Sebastian Sanhueza (UCL)

"An Obviously Absurd Doctrine: Russell on Berkeley's Idealism"

 Abstract: In The Problems of Philosophy, Bertrand Russell provides a clear and concise exposition of what is today a common-place reading of George Berkeley’s Idealism. According to this reading, Berkeley attempted to develop a metaphysical system based on two kinds of items, minds and ideas: Berkelian Idealism, Russell tells us, is ‘the doctrine that whatever exists, or at any rate whatever can be known to exist, must be in some sense mental – according to the idealist, ‘nothing can ever be known except what is in some mind’; or again, ‘by being known, things are shown to be mental.’ Russell is not the one to blame for the development of this reading, but it would not be exaggerate to think that his brief and elegant introduction to philosophy helped to crystallize it.

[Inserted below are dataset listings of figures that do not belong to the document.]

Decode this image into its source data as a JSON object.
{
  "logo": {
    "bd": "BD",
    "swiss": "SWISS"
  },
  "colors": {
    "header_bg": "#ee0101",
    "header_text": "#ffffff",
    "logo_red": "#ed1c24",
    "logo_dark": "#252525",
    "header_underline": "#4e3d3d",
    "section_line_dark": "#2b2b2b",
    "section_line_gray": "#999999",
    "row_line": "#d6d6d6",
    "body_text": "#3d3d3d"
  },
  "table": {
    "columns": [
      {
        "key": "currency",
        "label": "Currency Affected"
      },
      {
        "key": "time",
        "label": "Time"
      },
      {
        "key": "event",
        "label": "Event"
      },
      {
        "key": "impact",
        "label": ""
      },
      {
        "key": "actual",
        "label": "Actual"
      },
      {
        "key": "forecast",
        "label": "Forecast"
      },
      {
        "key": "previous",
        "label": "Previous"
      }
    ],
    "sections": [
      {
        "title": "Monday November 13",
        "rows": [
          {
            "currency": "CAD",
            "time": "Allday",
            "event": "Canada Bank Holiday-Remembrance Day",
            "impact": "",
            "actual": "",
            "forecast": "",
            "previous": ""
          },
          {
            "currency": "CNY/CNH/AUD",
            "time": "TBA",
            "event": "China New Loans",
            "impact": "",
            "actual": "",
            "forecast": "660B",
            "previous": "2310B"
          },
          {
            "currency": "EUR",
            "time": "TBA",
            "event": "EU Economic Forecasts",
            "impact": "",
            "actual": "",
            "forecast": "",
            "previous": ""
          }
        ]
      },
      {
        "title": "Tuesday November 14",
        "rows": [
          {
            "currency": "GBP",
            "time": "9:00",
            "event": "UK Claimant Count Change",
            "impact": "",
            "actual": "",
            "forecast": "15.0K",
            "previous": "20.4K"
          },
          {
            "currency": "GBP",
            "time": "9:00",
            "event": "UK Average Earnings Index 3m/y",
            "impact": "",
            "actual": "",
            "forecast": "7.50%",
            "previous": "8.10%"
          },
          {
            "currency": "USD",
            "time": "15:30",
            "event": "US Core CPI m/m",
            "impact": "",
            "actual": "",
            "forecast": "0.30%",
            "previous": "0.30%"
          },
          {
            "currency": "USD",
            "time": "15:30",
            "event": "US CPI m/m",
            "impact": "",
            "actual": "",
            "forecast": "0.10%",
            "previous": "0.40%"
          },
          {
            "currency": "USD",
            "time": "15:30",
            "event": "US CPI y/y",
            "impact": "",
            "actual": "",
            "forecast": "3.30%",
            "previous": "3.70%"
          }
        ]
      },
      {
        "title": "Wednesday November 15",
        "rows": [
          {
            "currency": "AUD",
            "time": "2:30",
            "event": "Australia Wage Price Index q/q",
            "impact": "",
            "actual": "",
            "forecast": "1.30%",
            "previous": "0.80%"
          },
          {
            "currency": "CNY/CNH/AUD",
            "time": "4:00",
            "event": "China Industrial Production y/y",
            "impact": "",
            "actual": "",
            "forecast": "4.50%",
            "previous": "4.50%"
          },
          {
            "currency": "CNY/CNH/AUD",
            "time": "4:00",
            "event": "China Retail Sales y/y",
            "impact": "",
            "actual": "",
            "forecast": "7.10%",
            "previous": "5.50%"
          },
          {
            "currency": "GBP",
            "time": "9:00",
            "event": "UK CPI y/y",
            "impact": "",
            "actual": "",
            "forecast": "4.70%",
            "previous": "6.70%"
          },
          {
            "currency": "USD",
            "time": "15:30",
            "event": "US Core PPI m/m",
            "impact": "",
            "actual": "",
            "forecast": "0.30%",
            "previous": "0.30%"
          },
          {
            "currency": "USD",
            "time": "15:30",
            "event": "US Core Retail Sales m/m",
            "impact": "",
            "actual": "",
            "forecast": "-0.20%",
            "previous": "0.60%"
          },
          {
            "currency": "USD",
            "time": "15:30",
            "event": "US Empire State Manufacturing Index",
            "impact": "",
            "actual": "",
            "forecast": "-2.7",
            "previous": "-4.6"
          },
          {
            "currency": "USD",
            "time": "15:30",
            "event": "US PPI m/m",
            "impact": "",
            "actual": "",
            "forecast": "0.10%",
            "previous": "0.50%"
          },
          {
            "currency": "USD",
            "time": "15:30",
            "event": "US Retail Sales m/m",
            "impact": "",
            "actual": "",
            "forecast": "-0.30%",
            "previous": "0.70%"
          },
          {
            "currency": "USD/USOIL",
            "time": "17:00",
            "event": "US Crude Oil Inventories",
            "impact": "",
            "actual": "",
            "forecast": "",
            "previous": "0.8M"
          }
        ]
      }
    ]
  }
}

The goal of this presentation is to argue that it is not compulsory to read Berkeley’s ‘esse is percipi’-slogan along the lines proposed by Russell. This point is made explicit through an examination of the position that Berkeley actually antagonizes. According to Russell, the idealist account aims to undermine our common-sense view of the perceived world – that is, the view according to which there are temporally continuous and mind-independent tables, chairs, and dogs. A rejection of this view would naturally amount to a counterintuitive philosophical system. However, this presentation suggests that Berkeley’s target might be a far from ‘common-sensical’ line of thought, namely, the idea that an account of how worldly objects exist ‘in’ the mind has to refer to two notions of existence – existence-in-the-world and existence-in-the-mind. One advocate of this general doctrine is John Locke: by means of the distinction between primary and secondary qualities, he tried to set apart the objects-in-the-world – that is, the realm of mind-independent items described by mechanistic and corpuscularian theory – from the objects existing in the mind – that is, the order of items possessing the familiar qualities of colour, texture, and so on. If this is the kind of view rejected by Berkeley, his idealism would not commit him to the view that the ordinary external world is purely mental, but to the more plausible view that our perceptual awareness of the external world does not involve a notion of existence specifically different from the one we already grasp when confronted with sensible objects.